In a report by Lisa Tennyson, the county director of legislative affairs, 10 main Keys points made the precedence listing, together with, “Assist laws to increase the eligible makes use of for Vacationer Growth Tax-generated funds to incorporate reasonably priced/workforce housing for tourism sectors’ staff.”
It’s tagged as “tourism workforce housing,” within the report.
“We’re unsure if your entire state’s going to be behind us,” Lincoln stated. “We’re undoubtedly prepared to face alone on this one.”
Many pressing targets in 2024
The TDC surplus is one in all three legislative priorities associated to the housing disaster that county workers has compiled, together with supporting native governments’ efforts to alleviate housing prices.
The report recommends the county assist laws to allow native governments to supply property tax relief for landlords who “voluntarily lease affordably.”
A property tax break may save long-term leases from turning into trip leases.
However Monroe County’s high precedence stays environmental safety, specifically to safe $25 million by the Florida Keys Stewardship Act: $20 million for water high quality initiatives and $5 million for land acquisition.
“The county makes use of its share of Stewardship funding for the canal restoration program,” based on the workers report.
The precedence listing additionally consists of funding for elevating roads, addressing marine points similar to mooring fields and eradicating derelict vessels, and defending the Charge of Development Ordinance from potential state preemption.
Most of Monroe’s legislative targets are incremental “and centered on points which are constructed upon over a number of classes, similar to our water high quality and land acquisition wants, the significance of wind insurance coverage affordability, and safety of grandfathered trip rental rules,” the report states.
A longshot: lowering wind insurance coverage prices
The hovering value of wind insurance coverage is one other piece of the Keyswide affordability disaster. Wind and flood insurance coverage prices are a perennial difficulty however county workers says this 12 months there’s much more urgency.
Most wind insurance coverage insurance policies within the Keys are by the state-backed Residents Property Insurance coverage Firm, referred to as the insurer of final resort.
“Due to the spiraling property insurance coverage disaster, Residents’ coverage numbers have soared previous $1.4 million as a result of it’s the default insurer for coverage holders from the non-public sector insurance coverage corporations which have failed or left the state,” the report says.
“Lawmakers proceed to stress Residents to shed insurance policies by forcing insureds into take-out corporations with greater premiums, and by limiting eligibility,” based on the report. “Preserving reasonably priced wind insurance coverage requires common advocacy with Residents, legislators, and the Workplace of Insurance coverage Regulation to oppose efforts to extend premiums, remove the cap on annual will increase, scale back protection, and scale back eligibility.
“To make issues worse, latest state laws now requires flood insurance coverage to be carried by all Residents’ coverage holders – even for houses not in danger for flood,” based on the report.

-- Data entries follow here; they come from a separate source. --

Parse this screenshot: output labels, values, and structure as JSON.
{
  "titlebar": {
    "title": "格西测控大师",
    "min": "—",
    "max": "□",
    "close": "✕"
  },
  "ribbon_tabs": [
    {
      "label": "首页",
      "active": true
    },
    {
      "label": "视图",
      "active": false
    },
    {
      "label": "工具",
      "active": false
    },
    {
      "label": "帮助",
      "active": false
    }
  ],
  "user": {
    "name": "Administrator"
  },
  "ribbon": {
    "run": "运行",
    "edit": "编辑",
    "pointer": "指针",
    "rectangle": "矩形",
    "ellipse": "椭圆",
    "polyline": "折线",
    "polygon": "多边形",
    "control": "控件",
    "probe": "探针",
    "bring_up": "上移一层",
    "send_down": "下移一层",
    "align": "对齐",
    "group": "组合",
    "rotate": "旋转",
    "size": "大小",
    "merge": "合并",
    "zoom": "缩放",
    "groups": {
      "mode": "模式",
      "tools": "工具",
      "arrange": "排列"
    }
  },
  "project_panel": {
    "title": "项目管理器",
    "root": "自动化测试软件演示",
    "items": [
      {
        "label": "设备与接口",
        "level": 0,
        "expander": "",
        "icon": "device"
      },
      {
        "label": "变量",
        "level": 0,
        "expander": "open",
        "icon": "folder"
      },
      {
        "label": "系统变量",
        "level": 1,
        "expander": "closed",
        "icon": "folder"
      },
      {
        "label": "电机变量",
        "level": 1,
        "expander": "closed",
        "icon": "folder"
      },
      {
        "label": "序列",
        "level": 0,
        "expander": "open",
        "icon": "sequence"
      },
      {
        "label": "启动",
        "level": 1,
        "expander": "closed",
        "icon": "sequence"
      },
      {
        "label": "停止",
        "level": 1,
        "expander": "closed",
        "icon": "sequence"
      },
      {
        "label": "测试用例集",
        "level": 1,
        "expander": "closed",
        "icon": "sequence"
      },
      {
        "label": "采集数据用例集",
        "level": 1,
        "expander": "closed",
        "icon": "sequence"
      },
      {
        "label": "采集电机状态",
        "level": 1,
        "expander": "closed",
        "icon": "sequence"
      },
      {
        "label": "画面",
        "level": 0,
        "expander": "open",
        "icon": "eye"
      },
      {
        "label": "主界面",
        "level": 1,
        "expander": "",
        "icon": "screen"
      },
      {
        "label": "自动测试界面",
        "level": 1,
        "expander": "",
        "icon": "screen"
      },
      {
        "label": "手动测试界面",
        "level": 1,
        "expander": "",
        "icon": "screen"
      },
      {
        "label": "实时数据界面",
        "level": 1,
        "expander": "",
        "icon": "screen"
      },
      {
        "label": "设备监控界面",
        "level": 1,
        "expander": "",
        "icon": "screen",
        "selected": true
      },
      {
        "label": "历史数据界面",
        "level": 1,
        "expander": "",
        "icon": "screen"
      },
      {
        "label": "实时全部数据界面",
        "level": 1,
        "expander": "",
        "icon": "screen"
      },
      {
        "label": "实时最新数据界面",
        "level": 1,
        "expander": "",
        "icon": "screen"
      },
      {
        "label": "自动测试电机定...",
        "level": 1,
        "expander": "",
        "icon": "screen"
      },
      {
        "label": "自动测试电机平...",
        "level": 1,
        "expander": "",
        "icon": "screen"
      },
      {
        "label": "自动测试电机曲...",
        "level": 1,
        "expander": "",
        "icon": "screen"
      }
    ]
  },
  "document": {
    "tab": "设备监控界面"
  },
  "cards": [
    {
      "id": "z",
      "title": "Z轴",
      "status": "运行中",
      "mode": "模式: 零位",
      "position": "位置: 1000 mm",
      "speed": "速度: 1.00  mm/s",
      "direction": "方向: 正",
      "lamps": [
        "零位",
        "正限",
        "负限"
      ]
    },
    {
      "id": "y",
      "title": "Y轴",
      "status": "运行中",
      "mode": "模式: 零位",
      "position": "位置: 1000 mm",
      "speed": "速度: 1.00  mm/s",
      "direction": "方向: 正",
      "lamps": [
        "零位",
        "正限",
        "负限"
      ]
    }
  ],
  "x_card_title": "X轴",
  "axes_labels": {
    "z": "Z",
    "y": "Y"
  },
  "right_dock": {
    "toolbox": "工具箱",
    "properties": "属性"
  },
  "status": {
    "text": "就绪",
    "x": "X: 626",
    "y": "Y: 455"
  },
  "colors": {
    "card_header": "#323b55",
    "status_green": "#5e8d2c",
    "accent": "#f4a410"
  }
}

Florida lawmakers handed important insurance coverage laws this previous 12 months and county workers says it’s unlikely they’ll revisit the problem in any kind of complete means.
“Nonetheless, we’ll work with our delegation and with Monroe’s insurance coverage advocacy group, FIRM (Honest Insurance coverage Charges in Monroe), to press for some reforms which will assist to cut back prices,” the report says.
The 2024 Florida Legislature’s session begins Jan. 9 and ends March 8.